Steve Peters — The Webster Cycles
(Cold Blue CB0027, 2008, CD)
by Peter Thelen, Published 2008-10-01
One usually thinks of the trombone in its more typical context as an essential part of a jazz ensemble, filling in the melodic low end parts between blazing trumpets, saxophones, and such. On its own, however, the trombone can be a beautiful and pastoral instrument with a unique voice and timbre, capable of far more than its role in the jazz setting. Steve Peters has set out to exploit those more subtle and expressive voices in its personality in this thirty-minute composition for six trombones, all played by J.A. Deane via overdubbing. The individual parts shift and shade one another in slow moving kaleidoscopic patterns, revealing the subtle textures and rich harmonics therein.
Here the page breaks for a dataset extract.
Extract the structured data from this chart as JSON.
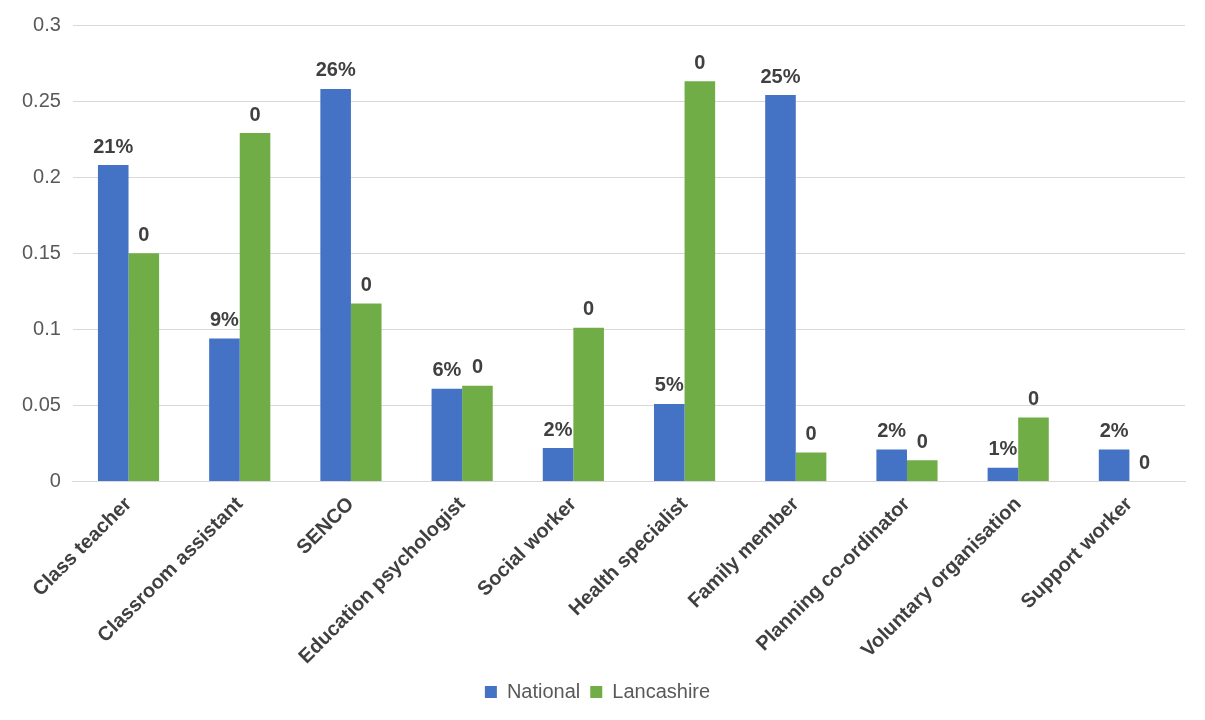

Equally important is the sense of space created when only one or no parts are being played, the ensuing emptiness being an integral part of the compositional intent, a sort of suspended memory of the last note heard, resolving when the next series of parts moves into view. The studio reverb plays an equally important role, creating a softness that feeds the overall feel of the composition, ultimately creating a very relaxing quality. One might be reminded of some of the earliest material by Gilbert Artman’s Urban Sax, although in this case the trombones have an even more intimate voice. The only minus is that it is only thirty minutes, and over all too soon; this is a perfect application for a CD player’s endless repeat mode.